AP - E a história brasileira o que
conta sobre estes fatos?
RB - Quem está contando a história brasileira é a mídia. Diariamente ela
molda o mundo à sua maneira, e passa ao grande publico a história de
acordo com seus interesses. Na verdade, existe um "governo invisível
" de notícias controlado pelas grandes redes mundiais de televisão
e pelas agências internacionais de notícias. O cidadão, ao acordar e
sair para o trabalho, vê o mundo pelos olhos deste governo, cujo objetivo
principal é a realização dos fins econômicos e políticos do
neocapitalismo.
A memória nacional está sendo
enevoada. Estão passando uma esponja sobre o passado e contando a história
à maneira dos interesses econômicos das classes privilegiadas. Estamos
vivendo uma "idade das trevas". desde que o passado deixou de
lançar sua luz sobre o futuro, a mente do homem vagueia nas trevas",
escrevia Alexis de Toqueville.
Dizia Hannah Arendt que a luta contra o
poder é a luta da memória contra o esquecimento.

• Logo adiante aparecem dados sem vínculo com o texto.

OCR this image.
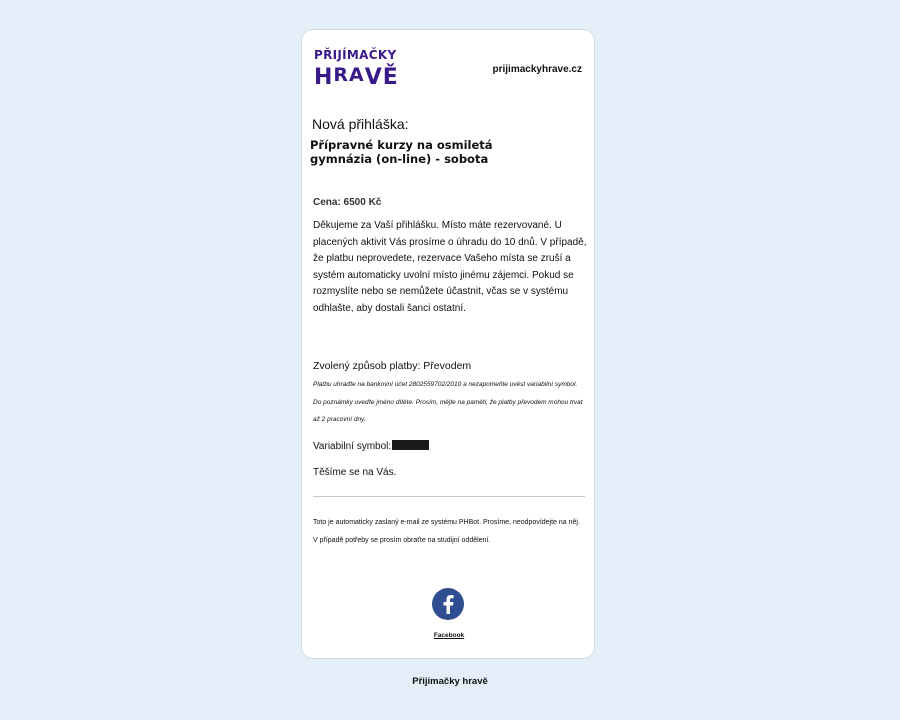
PŘIJÍMAČKY
HRAVĚ	prijimackyhrave.cz
Nová přihláška:
Přípravné kurzy na osmiletá gymnázia (on-line) - sobota
Cena: 6500 Kč
Děkujeme za Vaší přihlášku. Místo máte rezervované. U placených aktivit Vás prosíme o úhradu do 10 dnů. V případě, že platbu neprovedete, rezervace Vašeho místa se zruší a systém automaticky uvolní místo jinému zájemci. Pokud se rozmyslíte nebo se nemůžete účastnit, včas se v systému odhlašte, aby dostali šanci ostatní.
Zvolený způsob platby: Převodem
Platbu uhraďte na bankovní účet 2802559702/2010 a nezapomeňte uvést variabilní symbol. Do poznámky uveďte jméno dítěte. Prosím, mějte na paměti, že platby převodem mohou trvat až 2 pracovní dny.
Variabilní symbol:
Těšíme se na Vás.
Toto je automaticky zaslaný e-mail ze systému PHBot. Prosíme, neodpovídejte na něj. V případě potřeby se prosím obraťte na studijní oddělení.
Facebook
Přijímačky hravě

Os detentores do poder neste País também
estão passando a esponja na história, abafando a consciência, matando
os heróis nacionais, divulgando os "heróis" internacionais e
apostando no esquecimento como o único objetivo de ocultarem os objetivos
de dominação e manter o poder. Não importa onde, se em Brasília, ou em
uma pequena cidade do interior, eles estão induzindo a amnésia e
perseguindo e denegrindo todos que, como este autor, ousam resgatar a memória
e lutar pela liberdade.
Este processo de apagamento da memória,
tem uma poderosa ramificação dentro das escolas e universidades
brasileiras. Atreladas a ideologias já superadas, muitas delas a exercem
patrulhamento ideológico sobre os professores que tem o poder de crítica
e são competentes. Um episódio interessante foi a minha saída de uma
Universidade local devido a um grupo cujo único objetivo é o PODER e a
dominação política que já atinge dimensões monstruosas, devendo
chegar, em pouco tempo, até a capital e, a longo prazo, capaz de
interferir nos rumos da política nacional.
O governo que mantém todo este aparato
ideológico é o principal culpado, mas a sociedade temem o é. E, por
isso mesmo, a Universidade brasileira passa por um processo vertiginoso de
definhamento. ao escrever este livro sei que estou enfrentando a elite do
poder, principalmente a elite intelectual que visa o poder político.
Estou portanto dando uma pequena contribuição para o resgate da memória
nacional.
José Arbex Jr, jornalista de São
Paulo, citando Hannah Arendt, definiu a banalização do mal como a corrupção
da consciência que se sedimenta em pequenos hábitos do cotidiano, a
forma pela qual os indivíduos se acostumam e se acomodam ao arbítrio, à
barbárie, à covardia, ao cinismo (por exemplo, na Alemanha de Hitler,
"ninguém sabia" que milhões de seres humanos eram executados
em campos de concentração)."
AP - A banalização do mal também
existe aqui em V. da Conquista?
BB- Vivemos na terceira maior cidade do interior da Bahia. Aqui falta tudo
exceto a banalização do mal. Não há indústrias, exceto a da religião,
a água é precária, o saneamento idem e não temos ainda boas
universidades e escolas.
É a cidade no mundo onde se paga o
maior número de impostos. Além dos impostos públicos, pagamos
Aforamento e Laudêmio à Igreja Católica. Isto é você compra a terra
para construir sua casa em mãos da Igreja. E este pagamento é eterno.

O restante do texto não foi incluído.